Beetles of the 1950s and 1960s were marked by evolutionary rather than wholesale changes. A minor increase in horsepower and displacement and several different rear window designs (a small split window, a small oval window and a larger window) was about it through 1967. The 1960 “Think Small” advertising campaign is still studied in marketing classes around the world. Throughout most of its life in the U.S., the Beetle was offered in sedan and cabriolet body styles. Pre-1968 Beetles were inexpensive but never cheap. They were well-assembled, used first-rate interior materials and have a charm that’s lacking in later cars. Just about every part for a Beetle is readily available and most are quite inexpensive.

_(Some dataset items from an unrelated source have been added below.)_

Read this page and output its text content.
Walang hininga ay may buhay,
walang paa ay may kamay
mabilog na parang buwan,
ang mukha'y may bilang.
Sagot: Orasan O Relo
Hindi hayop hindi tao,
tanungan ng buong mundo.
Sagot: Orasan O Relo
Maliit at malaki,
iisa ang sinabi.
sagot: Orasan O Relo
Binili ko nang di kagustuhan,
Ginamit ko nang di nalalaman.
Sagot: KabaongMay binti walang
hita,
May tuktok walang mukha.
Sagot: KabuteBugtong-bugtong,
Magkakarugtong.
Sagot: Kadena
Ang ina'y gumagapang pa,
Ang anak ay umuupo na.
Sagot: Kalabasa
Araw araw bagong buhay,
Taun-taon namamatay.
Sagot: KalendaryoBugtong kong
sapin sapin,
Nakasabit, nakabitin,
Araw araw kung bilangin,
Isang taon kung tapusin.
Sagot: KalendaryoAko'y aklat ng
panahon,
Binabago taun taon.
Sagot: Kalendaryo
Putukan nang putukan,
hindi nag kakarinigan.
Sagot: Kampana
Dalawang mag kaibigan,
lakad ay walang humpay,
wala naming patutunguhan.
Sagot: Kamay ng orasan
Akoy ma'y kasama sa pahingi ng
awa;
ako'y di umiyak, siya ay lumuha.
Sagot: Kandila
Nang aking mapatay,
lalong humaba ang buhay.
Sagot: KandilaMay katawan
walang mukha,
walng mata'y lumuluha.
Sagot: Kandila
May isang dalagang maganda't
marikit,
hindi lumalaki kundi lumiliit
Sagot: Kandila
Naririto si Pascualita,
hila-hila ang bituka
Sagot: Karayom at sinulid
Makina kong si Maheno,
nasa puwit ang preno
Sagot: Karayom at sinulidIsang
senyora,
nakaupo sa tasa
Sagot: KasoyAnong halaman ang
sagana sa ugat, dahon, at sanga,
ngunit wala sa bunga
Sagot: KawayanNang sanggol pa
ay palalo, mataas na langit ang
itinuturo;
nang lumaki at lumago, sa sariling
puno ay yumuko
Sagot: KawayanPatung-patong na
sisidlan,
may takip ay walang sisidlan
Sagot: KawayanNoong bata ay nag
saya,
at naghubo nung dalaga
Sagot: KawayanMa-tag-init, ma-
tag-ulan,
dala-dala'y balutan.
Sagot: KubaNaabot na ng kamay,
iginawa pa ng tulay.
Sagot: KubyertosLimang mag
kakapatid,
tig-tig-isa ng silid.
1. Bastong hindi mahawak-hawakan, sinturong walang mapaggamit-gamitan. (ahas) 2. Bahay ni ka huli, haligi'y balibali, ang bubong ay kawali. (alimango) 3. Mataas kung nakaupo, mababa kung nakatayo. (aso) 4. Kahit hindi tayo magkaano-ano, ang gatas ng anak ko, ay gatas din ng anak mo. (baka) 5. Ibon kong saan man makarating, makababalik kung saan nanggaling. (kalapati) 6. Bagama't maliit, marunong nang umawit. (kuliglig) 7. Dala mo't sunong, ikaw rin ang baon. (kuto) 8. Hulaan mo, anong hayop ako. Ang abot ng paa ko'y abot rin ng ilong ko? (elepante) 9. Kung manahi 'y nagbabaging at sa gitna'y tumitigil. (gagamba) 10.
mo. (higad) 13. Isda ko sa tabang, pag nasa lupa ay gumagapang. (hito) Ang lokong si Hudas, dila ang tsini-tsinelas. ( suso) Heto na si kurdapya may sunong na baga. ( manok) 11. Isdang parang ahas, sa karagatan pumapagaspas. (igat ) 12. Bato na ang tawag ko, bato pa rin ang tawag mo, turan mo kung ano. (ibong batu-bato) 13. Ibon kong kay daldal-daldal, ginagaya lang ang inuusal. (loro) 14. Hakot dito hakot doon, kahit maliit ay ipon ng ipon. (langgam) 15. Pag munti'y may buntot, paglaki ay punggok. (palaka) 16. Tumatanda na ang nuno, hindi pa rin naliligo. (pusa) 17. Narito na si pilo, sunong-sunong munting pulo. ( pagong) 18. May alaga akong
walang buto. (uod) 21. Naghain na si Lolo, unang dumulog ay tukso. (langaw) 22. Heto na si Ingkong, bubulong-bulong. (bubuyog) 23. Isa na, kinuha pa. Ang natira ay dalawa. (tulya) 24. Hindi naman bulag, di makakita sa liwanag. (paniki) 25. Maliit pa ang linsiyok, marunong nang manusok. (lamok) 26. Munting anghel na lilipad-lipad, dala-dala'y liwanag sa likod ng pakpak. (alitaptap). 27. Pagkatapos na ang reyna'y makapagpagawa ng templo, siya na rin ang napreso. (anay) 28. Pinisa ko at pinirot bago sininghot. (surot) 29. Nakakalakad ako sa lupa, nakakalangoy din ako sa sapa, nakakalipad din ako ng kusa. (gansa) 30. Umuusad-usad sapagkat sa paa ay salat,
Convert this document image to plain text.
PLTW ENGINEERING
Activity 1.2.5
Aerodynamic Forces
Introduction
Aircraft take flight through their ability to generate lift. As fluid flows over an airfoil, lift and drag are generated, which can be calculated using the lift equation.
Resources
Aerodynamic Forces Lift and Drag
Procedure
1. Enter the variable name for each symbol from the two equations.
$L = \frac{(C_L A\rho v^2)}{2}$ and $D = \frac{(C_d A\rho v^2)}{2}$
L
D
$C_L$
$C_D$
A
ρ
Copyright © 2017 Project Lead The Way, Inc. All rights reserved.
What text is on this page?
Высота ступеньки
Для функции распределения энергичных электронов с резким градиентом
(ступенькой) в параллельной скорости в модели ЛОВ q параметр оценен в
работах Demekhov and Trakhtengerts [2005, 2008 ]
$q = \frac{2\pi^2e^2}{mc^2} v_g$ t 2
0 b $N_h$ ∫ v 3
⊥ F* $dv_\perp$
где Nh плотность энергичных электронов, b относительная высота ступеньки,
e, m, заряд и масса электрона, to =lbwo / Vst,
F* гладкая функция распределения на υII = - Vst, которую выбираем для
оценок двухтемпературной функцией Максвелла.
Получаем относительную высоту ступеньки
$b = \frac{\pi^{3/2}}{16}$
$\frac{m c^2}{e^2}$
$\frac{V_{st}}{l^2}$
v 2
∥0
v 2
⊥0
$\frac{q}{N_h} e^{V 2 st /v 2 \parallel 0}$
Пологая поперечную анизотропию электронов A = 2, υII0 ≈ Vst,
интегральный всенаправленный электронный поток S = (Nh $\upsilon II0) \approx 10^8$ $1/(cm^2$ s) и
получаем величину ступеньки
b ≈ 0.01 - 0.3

This 1967 model marks a stylistic turning point in the evolution of Beetle design. It is the last year of the complex bumpers used since the 1950’s, but is the first year of the non-enclosed sealed beam headlights used until the end of Beetle production.
Purchased by Coachwerks Restoration in May of 2019, the vehicle received new drum brake shoes, wheel cylinders and a brake fluid flush to ensure it is in proper working condition. This is a crucial vehicle in the history of the automobile and is sure to provide a comfortable and timeless driving experience at a reasonable price.